Dos mujeres elegantemente vestidas permanecían a un lado del camino, temblando de frío, con los cuellos de los abrigos alzados, las manos en manguitos y los pies manchados de fango. Compungidas e impacientes, esperaban a que repararan el coche. Ajenos a la actividad, tres gruesos cerdos se afincaron a los pies de las mujeres, estorbando en la reparación.

Nadie había resultado herido, y no era asunto suyo, de modo que Tonneman pasó de largo y continuó su camino.

Enfiló Duane hasta Hudson Street, que parecía lo bastante seca y transitable. Se dirigió hacia el norte por un camino de carro que discurría entre campos de manzanos y pastos. Las vacas pacían a su antojo, a veces en mitad del camino, y sus débiles mugidos rompían el silencio que rodeaba a todo aquel que osaba salir de los límites de la ciudad.

Mientras cruzaba el puente que atravesaba el arroyo, Tonneman meditaba sobre cómo se enfrentaría a su viejo amigo Jamie.

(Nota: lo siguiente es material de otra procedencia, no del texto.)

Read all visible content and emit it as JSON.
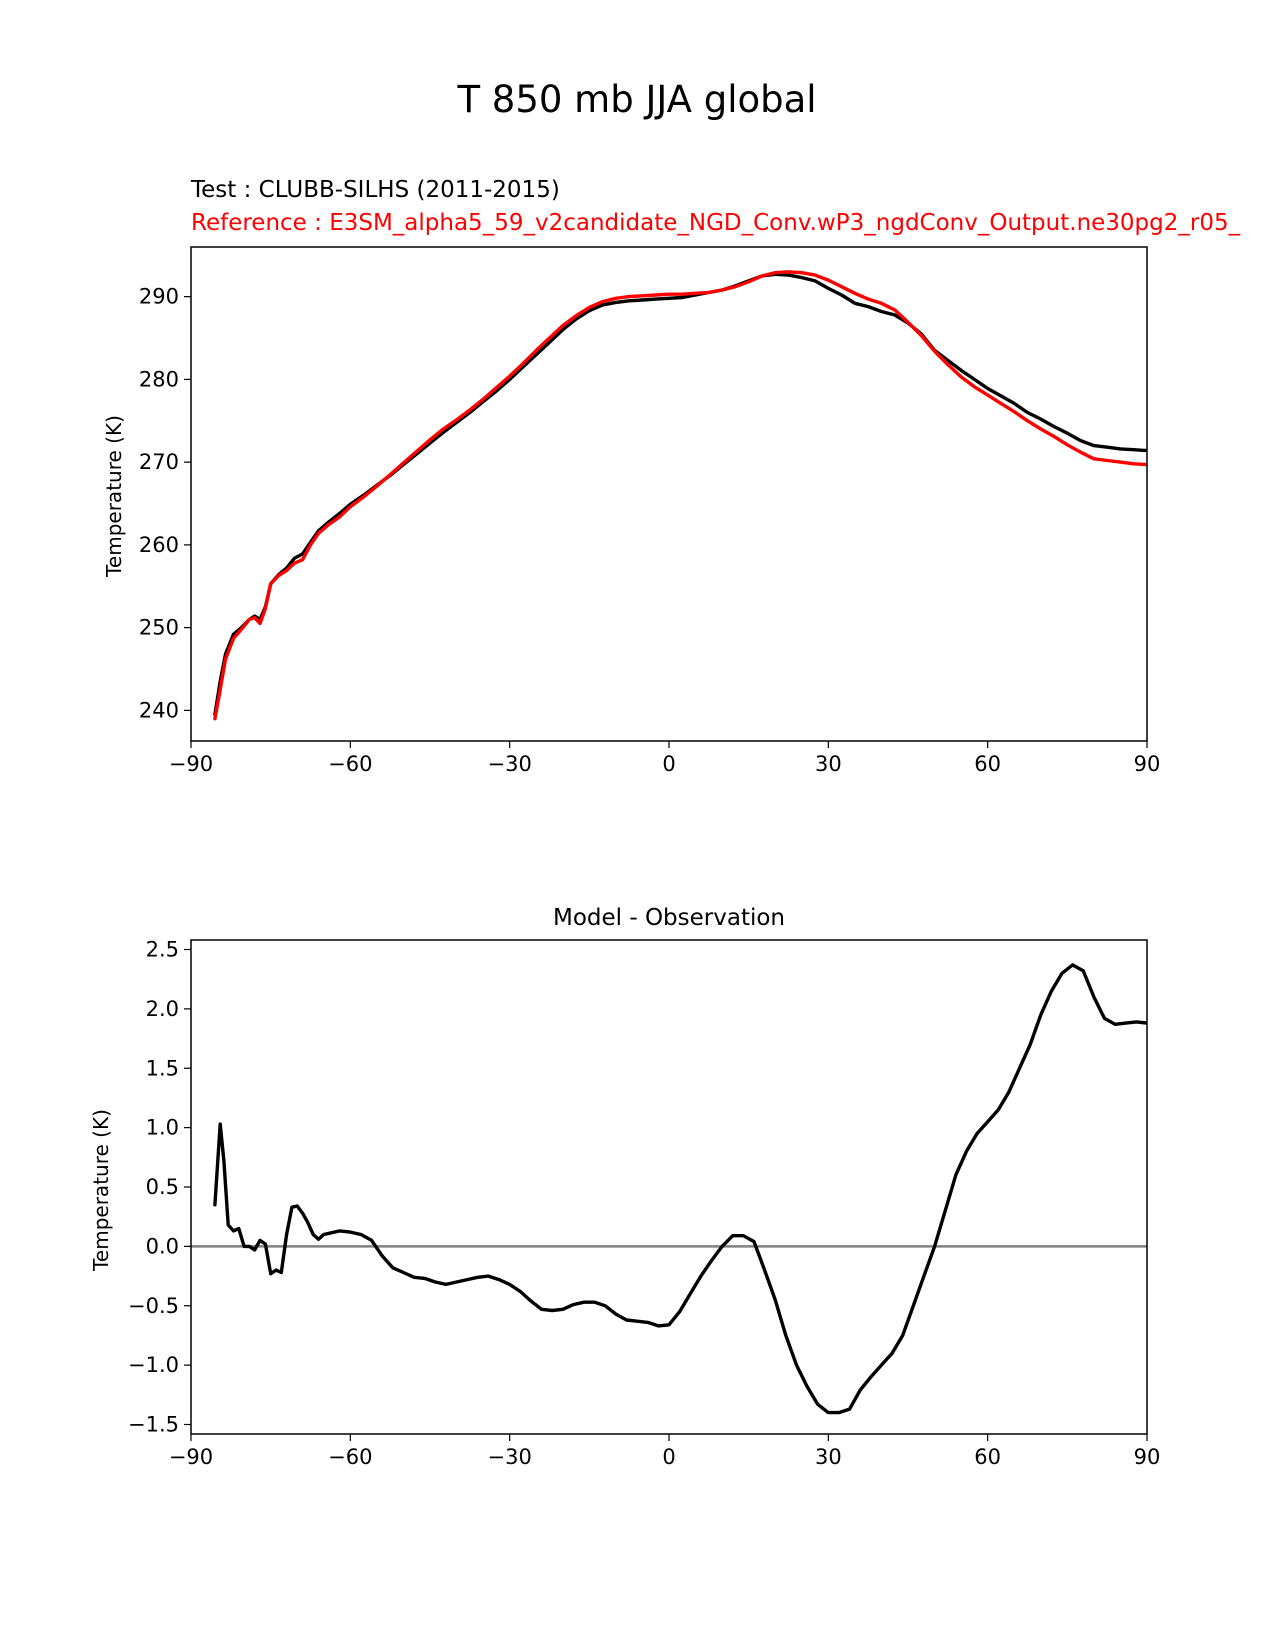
{
  "figure": {
    "suptitle": "T 850 mb JJA global"
  },
  "chart_data": [
    {
      "type": "line",
      "panel": "top",
      "test_label": "Test : CLUBB-SILHS (2011-2015)",
      "reference_label": "Reference : E3SM_alpha5_59_v2candidate_NGD_Conv.wP3_ngdConv_Output.ne30pg2_r05_",
      "xlim": [
        -90,
        90
      ],
      "ylim": [
        236.3,
        296
      ],
      "xticks": [
        -90,
        -60,
        -30,
        0,
        30,
        60,
        90
      ],
      "xtick_labels": [
        "−90",
        "−60",
        "−30",
        "0",
        "30",
        "60",
        "90"
      ],
      "yticks": [
        240,
        250,
        260,
        270,
        280,
        290
      ],
      "ytick_labels": [
        "240",
        "250",
        "260",
        "270",
        "280",
        "290"
      ],
      "ylabel": "Temperature (K)",
      "colors": {
        "test": "#000000",
        "reference": "#ff0000"
      },
      "series": [
        {
          "role": "test",
          "x": [
            -85.5,
            -84.5,
            -83.5,
            -82,
            -80.5,
            -79,
            -78,
            -77,
            -76,
            -75,
            -73.5,
            -72,
            -70.5,
            -69,
            -67.5,
            -66,
            -64,
            -62,
            -60,
            -57.5,
            -55,
            -52.5,
            -50,
            -47.5,
            -45,
            -42.5,
            -40,
            -37.5,
            -35,
            -32.5,
            -30,
            -27.5,
            -25,
            -22.5,
            -20,
            -17.5,
            -15,
            -12.5,
            -10,
            -7.5,
            -5,
            -2.5,
            0,
            2.5,
            5,
            7.5,
            10,
            12.5,
            15,
            17.5,
            20,
            22.5,
            25,
            27.5,
            30,
            32.5,
            35,
            37.5,
            40,
            42.5,
            45,
            47.5,
            50,
            52.5,
            55,
            57.5,
            60,
            62.5,
            65,
            67.5,
            70,
            72.5,
            75,
            77.5,
            80,
            82.5,
            85,
            87.5,
            90
          ],
          "values": [
            239.5,
            243.5,
            246.8,
            249.2,
            250,
            251,
            251.4,
            251,
            252.5,
            255.3,
            256.4,
            257.2,
            258.4,
            258.9,
            260.3,
            261.7,
            262.8,
            263.8,
            264.9,
            266,
            267.2,
            268.4,
            269.7,
            271,
            272.3,
            273.6,
            274.8,
            276,
            277.3,
            278.6,
            280,
            281.5,
            283,
            284.5,
            286,
            287.3,
            288.3,
            289,
            289.3,
            289.5,
            289.6,
            289.7,
            289.8,
            289.9,
            290.2,
            290.5,
            290.8,
            291.3,
            291.9,
            292.5,
            292.7,
            292.6,
            292.3,
            291.9,
            291,
            290.2,
            289.2,
            288.8,
            288.2,
            287.8,
            286.8,
            285.5,
            283.5,
            282.3,
            281.1,
            280,
            278.9,
            278,
            277.1,
            276,
            275.2,
            274.3,
            273.5,
            272.6,
            272,
            271.8,
            271.6,
            271.5,
            271.4
          ]
        },
        {
          "role": "reference",
          "x": [
            -85.5,
            -84.5,
            -83.5,
            -82,
            -80.5,
            -79,
            -78,
            -77,
            -76,
            -75,
            -73.5,
            -72,
            -70.5,
            -69,
            -67.5,
            -66,
            -64,
            -62,
            -60,
            -57.5,
            -55,
            -52.5,
            -50,
            -47.5,
            -45,
            -42.5,
            -40,
            -37.5,
            -35,
            -32.5,
            -30,
            -27.5,
            -25,
            -22.5,
            -20,
            -17.5,
            -15,
            -12.5,
            -10,
            -7.5,
            -5,
            -2.5,
            0,
            2.5,
            5,
            7.5,
            10,
            12.5,
            15,
            17.5,
            20,
            22.5,
            25,
            27.5,
            30,
            32.5,
            35,
            37.5,
            40,
            42.5,
            45,
            47.5,
            50,
            52.5,
            55,
            57.5,
            60,
            62.5,
            65,
            67.5,
            70,
            72.5,
            75,
            77.5,
            80,
            82.5,
            85,
            87.5,
            90
          ],
          "values": [
            239,
            242.5,
            246.2,
            248.7,
            249.8,
            251,
            251.2,
            250.5,
            252.3,
            255.3,
            256.3,
            256.9,
            257.8,
            258.2,
            260,
            261.4,
            262.5,
            263.4,
            264.6,
            265.8,
            267.1,
            268.5,
            269.9,
            271.3,
            272.7,
            274,
            275.1,
            276.3,
            277.6,
            279,
            280.4,
            281.9,
            283.5,
            285,
            286.5,
            287.7,
            288.7,
            289.4,
            289.8,
            290,
            290.1,
            290.2,
            290.3,
            290.3,
            290.4,
            290.5,
            290.8,
            291.2,
            291.8,
            292.5,
            292.9,
            293,
            292.9,
            292.6,
            292,
            291.2,
            290.4,
            289.7,
            289.2,
            288.4,
            286.9,
            285.3,
            283.4,
            281.8,
            280.3,
            279.1,
            278.1,
            277.1,
            276.1,
            275,
            274,
            273.1,
            272.1,
            271.2,
            270.4,
            270.2,
            270,
            269.8,
            269.7
          ]
        }
      ]
    },
    {
      "type": "line",
      "panel": "bottom",
      "title": "Model - Observation",
      "xlim": [
        -90,
        90
      ],
      "ylim": [
        -1.58,
        2.58
      ],
      "xticks": [
        -90,
        -60,
        -30,
        0,
        30,
        60,
        90
      ],
      "xtick_labels": [
        "−90",
        "−60",
        "−30",
        "0",
        "30",
        "60",
        "90"
      ],
      "yticks": [
        -1.5,
        -1.0,
        -0.5,
        0.0,
        0.5,
        1.0,
        1.5,
        2.0,
        2.5
      ],
      "ytick_labels": [
        "−1.5",
        "−1.0",
        "−0.5",
        "0.0",
        "0.5",
        "1.0",
        "1.5",
        "2.0",
        "2.5"
      ],
      "ylabel": "Temperature (K)",
      "zero_line": 0,
      "colors": {
        "diff": "#000000",
        "zero_line": "#808080"
      },
      "series": [
        {
          "role": "diff",
          "x": [
            -85.5,
            -84.5,
            -83.8,
            -83,
            -82,
            -81,
            -80,
            -79,
            -78,
            -77,
            -76,
            -75,
            -74,
            -73,
            -72,
            -71,
            -70,
            -69,
            -68,
            -67,
            -66,
            -65,
            -64,
            -62,
            -60,
            -58,
            -56,
            -54,
            -52,
            -50,
            -48,
            -46,
            -44,
            -42,
            -40,
            -38,
            -36,
            -34,
            -32,
            -30,
            -28,
            -26,
            -24,
            -22,
            -20,
            -18,
            -16,
            -14,
            -12,
            -10,
            -8,
            -6,
            -4,
            -2,
            0,
            2,
            4,
            6,
            8,
            10,
            12,
            14,
            16,
            18,
            20,
            22,
            24,
            26,
            28,
            30,
            32,
            34,
            36,
            38,
            40,
            42,
            44,
            46,
            48,
            50,
            52,
            54,
            56,
            58,
            60,
            62,
            64,
            66,
            68,
            70,
            72,
            74,
            76,
            78,
            80,
            82,
            84,
            86,
            88,
            90
          ],
          "values": [
            0.35,
            1.03,
            0.72,
            0.18,
            0.13,
            0.15,
            0.0,
            0.0,
            -0.03,
            0.05,
            0.02,
            -0.23,
            -0.2,
            -0.22,
            0.1,
            0.33,
            0.34,
            0.28,
            0.2,
            0.1,
            0.06,
            0.1,
            0.11,
            0.13,
            0.12,
            0.1,
            0.05,
            -0.08,
            -0.18,
            -0.22,
            -0.26,
            -0.27,
            -0.3,
            -0.32,
            -0.3,
            -0.28,
            -0.26,
            -0.25,
            -0.28,
            -0.32,
            -0.38,
            -0.46,
            -0.53,
            -0.54,
            -0.53,
            -0.49,
            -0.47,
            -0.47,
            -0.5,
            -0.57,
            -0.62,
            -0.63,
            -0.64,
            -0.67,
            -0.66,
            -0.55,
            -0.4,
            -0.25,
            -0.12,
            0.0,
            0.09,
            0.09,
            0.04,
            -0.2,
            -0.45,
            -0.75,
            -1.0,
            -1.18,
            -1.33,
            -1.4,
            -1.4,
            -1.37,
            -1.21,
            -1.1,
            -1.0,
            -0.9,
            -0.75,
            -0.5,
            -0.25,
            0.0,
            0.3,
            0.6,
            0.8,
            0.95,
            1.05,
            1.15,
            1.3,
            1.5,
            1.7,
            1.95,
            2.15,
            2.3,
            2.37,
            2.32,
            2.1,
            1.92,
            1.87,
            1.88,
            1.89,
            1.88
          ]
        }
      ]
    }
  ]
}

El hedor de la fábrica de cola le indicó que casi había llegado a la casa de Jamie antes de verla; allí estaba, Richmond Hill.

Desmontó, se sacudió la ropa, se colocó bien el sombrero y se irguió cuanto sus viejos huesos se lo permitieron Ató a Sócrates a la cerca y se encaminó hacia la puerta principal.

– Comunique al señor Jamison que estoy aquí -dijo cuando Stevens le abrió.

– Está reunido, señor.

El rostro de Stevens no revelaba ninguna emoción, pero a Tonneman no le pasó por alto un ligero temblor en el párpado del mayordomo. Algo flotaba en el aire.

– Infórmele.

– Pero, señor…

– Oh, demonio. -John Tonneman apartó de un empujón al atónito Stevens y entró en el salón, donde le esperaban diversas sorpresas. La habitación deslumbraba, pues por todas partes había velas y lámparas encendidas que se reflejaban y contrarreflejaban en los diversos espejos. Tonneman se protegió los ojos. Sobre los muebles y por el suelo yacían numerosas botellas que habían contenido o contenían licor o vino.

En la mesa de mármol francesa, uno de los bienes más preciados de Jamie, vio algo que conocía muy bien: la caja de caudales de la Collect Company. A su lado descansaba un estuche que contenía un par de pistolas bañadas en plata.

Jamie cargaba con torpeza una de ellas. La introdujo en el estuche y cogió la segunda. Estaba en mitad de un relato y no había advertido la presencia de Tonneman.

– …francés y un holandés están en el país de los simios. El francés adula a los simios, elogiando su inteligencia y belleza. Éstos lo recompensan generosamente con oro y diamantes. El holandés revela a los simios la terrible verdad; que son feos. Y éstos le dan muerte. El holandés tiene una muerte honrosa. Pero muere.